Unfortunately, the American cowboy mentality is slowing fading into the sunset, because of political correctness.

The cowboy mentality isn’t only for men. It’s a mentality of there’s a right and a wrong, and the right will prevail.

One of my favorite cowboys is Ann Coulter. She came out both guns barreling all through the Clinton years. At the time, besides a few of the men on the impeachment team, who have recently become silent, she was the only one really blasting. She is STILL packing. My hero. My American Cowboy, God bless her cowboy straight shooting heart.

And Rush Limbaugh, he has more than once pointed out right from wrong. He’s like the old time sheriff that nobody messes with, the bad guys hate him, but he is just so damn popular with the whole town, they can’t touch him.

Michelle Malkin is another great cowboy. I can just see her all dressed up fancy, standing in the middle of town, hands on her guns, looking real pretty, waiting to face any liberal who dared to challenge her. (I would put Nancy at the other end of the street, but that’s just me.) She would squint those pretty eyes and say, “You feeling Lucky?”

This brings us to Clint Eastwood. The most famous cowboy of us baby boomers. Clint, the man who just came in and saved the woman, the town, righted the universe.

Who put cookies in his milk? Clint turned out to be a great actor after all.

Lou Dobbs…yes, a new sheriff is in town, boys, move over. Yeeeeessssssss!

And Glenn Beck, my goodness. Glenn is more than a cowboy; he is like a whole posse, but also a great guy to hang out with around the campfire. How can you not love Glenn Beck?

Bill O’Reilly is another great cowboy. He was like the bounty hunter who would hunt you down over fifty states. Like Sundance saying “Who IS this guy?”

And Michael Savage…sometimes he gets full of himself, but he would have been the ultimate cowboy, at the head of the posse, running the horse as fast as possible, both guns in his hands, and the reins between his teeth, shooting ten men at once.

And of course, the liberals most hated cowboy, Ronald Reagan, who was the beacon of right and wrong, with a philosophy so indisputable that even now, liberals quote him at every chance.

So here’s the dilemma---we have an awful lot of cowboys, why can’t they clean up the country?
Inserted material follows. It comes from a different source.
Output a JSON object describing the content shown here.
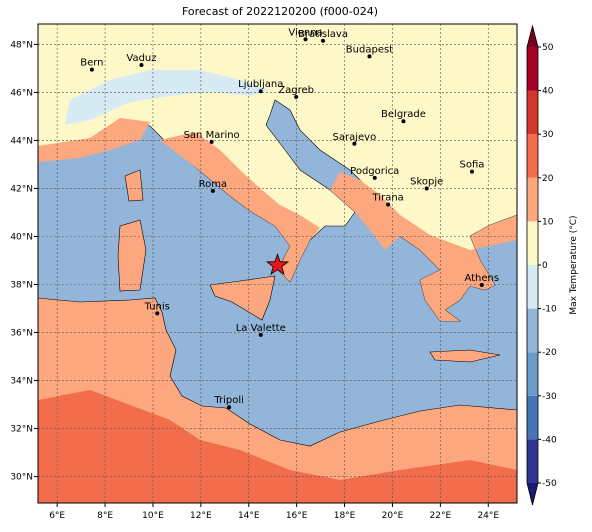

Why can’t they come in and get rid of the bad guys?

Because the cowboys are not in charge.

No, to right the wrongs of our country we must put on the American Cowboy mentality on all of the people in America who want to hold on to liberty, and justice to all. Get out the guns of rationality. Get on the horses. Get mad. Get really mad.

It’s time for the mama’s to start raising some cowboys, and that’s only going to happen when the people of America, stand up to their politicians, stare them straight in the eye and say, “Mr. liberal democratic bad man (woman):

I’m Your Huckleberry.”

Nobody’s Perfect: Now I realize many groups speak will blame the loss of our cowboy mentality on feminization. Me…I’d say feminization was part of the plan to move the nation to socialism then to communism, in order to make way for the ultimate fascist state of the One World Government. But then again, even though I am just one nobody, I’m going to load up.

Nobody Knows: Clint Eastwood once said, “I always cry when I watch myself on screen.”

I cried when I found out that Clint was just a very good actor making money, and did not believe in one moment of anything he ever represented on screen---how sad.

Nobody Cares; Bill Clinton used to like to tell everyone that his favorite movie was “High Noon.” He even talked about it in his book. He wanted you to think that he was like Gary Cooper, the only man in the world walking down the street at high noon to face down the evil Republicans all by himself.

Bill Clinton would actually be more like the chicken town mayor, always in some brothel at the time of the shootout. Sending out his “boys” to do the dirty work.

Nobody Wins
: Some of our best cowboys have been wounded. Rumsfeld, (I refuse to believe that he caused the mess in Iraq) Dick Cheney, Phyllis Schlafly. Maybe they were the ones who actually were the bravest.

Somehow I can’t see any of these people giving multi-million dollar lectures in Dubai anytime soon.

The day that happens, we will be a nation of clowns. We're not there YET.